Ocean system that moves heat gets closer to collapse, could cause weather chaos
Ocean system that moves heat gets closer to collapse, could cause weather chaos
An abrupt shutdown of Atlantic Ocean currents that could put large parts of Europe in a deep freeze is looking a bit more likely and closer than before as a new complex computer simulation finds a "cliff-like" tipping point looming in the future.
A long-worried nightmare scenario, triggered by Greenland's ice sheet melting from global warming, still is at least decades away if not longer, but maybe not the centuries that it once seemed, a new study in Friday's Science Advances finds. The study, the first to use complex simulations and include multiple factors, uses a key measurement to track the strength of vital overall ocean circulation, which is slowing.

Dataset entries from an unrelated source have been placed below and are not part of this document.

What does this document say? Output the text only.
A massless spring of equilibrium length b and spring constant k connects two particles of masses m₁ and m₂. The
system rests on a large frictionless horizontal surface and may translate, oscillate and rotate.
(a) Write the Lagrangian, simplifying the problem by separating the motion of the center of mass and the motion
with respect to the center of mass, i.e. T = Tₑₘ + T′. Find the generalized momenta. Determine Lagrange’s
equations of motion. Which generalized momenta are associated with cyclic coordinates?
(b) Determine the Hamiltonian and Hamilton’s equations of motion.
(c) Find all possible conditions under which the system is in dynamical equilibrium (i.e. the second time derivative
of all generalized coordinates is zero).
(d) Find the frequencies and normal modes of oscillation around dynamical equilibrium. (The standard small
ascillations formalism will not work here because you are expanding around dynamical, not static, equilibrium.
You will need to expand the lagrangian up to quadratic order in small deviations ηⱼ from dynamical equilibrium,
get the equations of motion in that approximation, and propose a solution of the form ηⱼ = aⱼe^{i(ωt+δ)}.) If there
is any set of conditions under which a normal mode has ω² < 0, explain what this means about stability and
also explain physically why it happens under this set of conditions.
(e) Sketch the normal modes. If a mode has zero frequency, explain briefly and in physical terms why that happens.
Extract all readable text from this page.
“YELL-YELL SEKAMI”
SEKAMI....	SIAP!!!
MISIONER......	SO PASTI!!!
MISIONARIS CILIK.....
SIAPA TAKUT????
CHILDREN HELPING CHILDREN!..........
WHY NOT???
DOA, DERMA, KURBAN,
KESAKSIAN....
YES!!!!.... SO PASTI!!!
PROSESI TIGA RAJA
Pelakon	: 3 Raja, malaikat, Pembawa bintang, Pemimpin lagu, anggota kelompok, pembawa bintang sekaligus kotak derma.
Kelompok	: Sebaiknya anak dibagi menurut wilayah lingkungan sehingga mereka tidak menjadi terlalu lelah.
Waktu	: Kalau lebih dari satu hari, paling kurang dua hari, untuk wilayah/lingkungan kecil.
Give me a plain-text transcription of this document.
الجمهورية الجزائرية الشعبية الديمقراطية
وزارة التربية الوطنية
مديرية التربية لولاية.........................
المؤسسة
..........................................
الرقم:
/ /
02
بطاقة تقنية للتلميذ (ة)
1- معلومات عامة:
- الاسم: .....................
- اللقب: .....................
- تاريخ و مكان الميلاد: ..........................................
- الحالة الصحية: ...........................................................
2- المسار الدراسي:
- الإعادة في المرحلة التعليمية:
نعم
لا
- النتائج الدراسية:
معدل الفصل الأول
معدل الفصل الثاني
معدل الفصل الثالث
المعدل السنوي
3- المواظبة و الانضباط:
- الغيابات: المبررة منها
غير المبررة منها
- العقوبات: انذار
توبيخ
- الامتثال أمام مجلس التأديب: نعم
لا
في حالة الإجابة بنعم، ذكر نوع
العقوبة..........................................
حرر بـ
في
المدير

A collapse of the current - called the Atlantic Meridional Overturning Circulation or AMOC - would change weather worldwide because it means a shutdown of one of key the climate and ocean forces of the planet. It would plunge northwestern European temperatures by 9 to 27 degrees (5 to 15 degrees Celsius) over the decades, extend Arctic ice much farther south, turn up the heat even more in the Southern Hemisphere, change global rainfall patterns and disrupt the Amazon, the study said. Other scientists said it would be a catastrophe that could cause worldwide food and water shortages.
"We are moving closer (to the collapse), but we we're not sure how much closer," said study lead author Rene van Westen, a climate scientist and oceanographer at Utrecht University in the Netherlands. "We are heading towards a tipping point."
When this global weather calamity - grossly fictionalized in the movie "The Day After Tomorrow" - may happen is "the million-dollar question, which we unfortunately can't answer at the moment," van Westen said. He said it's likely a century away but still could happen in his lifetime. He just turned 30.
"It also depends on the rate of climate change we are inducing as humanity," van Westen said.
Studies have shown the AMOC to be slowing, but the issue is about a complete collapse or shutdown. The United Nations' Intergovernmental Panel on Climate Change, which is a group of hundreds of scientists that gives regular authoritative updates on warming, said it has medium confidence that there will not be a collapse before 2100 and generally downplayed disaster scenarios. But van Westen, several outside scientists and a study last year say that may not be right.
Stefan Rahmstorf, head of Earth Systems Analysis at the Potsdam Institute for Climate Research in Germany, was not part of the research, but called it "a major advance in AMOC stability science."
"The new study adds significantly to the rising concern about an AMOC collapse in the not too distant future," Rahmstorf said in an email. "We will ignore this at our peril."
University of Exeter climate scientist Tim Lenton, also not part of the research, said the new study makes him more concerned about a collapse.
An AMOC collapse would cause so many ripples throughout the world's climate that are "so abrupt and severe that they would be near impossible to adapt to in some locations," Lenton said.
There are signs showing that the AMOC has collapsed in the past, but when and how it will change in the future is still uncertain, said U.S. National Oceanic and Atmospheric Administration oceanographer Wei Cheng, who wasn't part of the research.
The AMOC is part of an intricate global conveyor belt of ocean currents that move different levels of salt and warm water around the globe at different depths in patterns that helps regulate Earth's temperature, absorbs carbon dioxide and fuels the water cycle, according to NASA.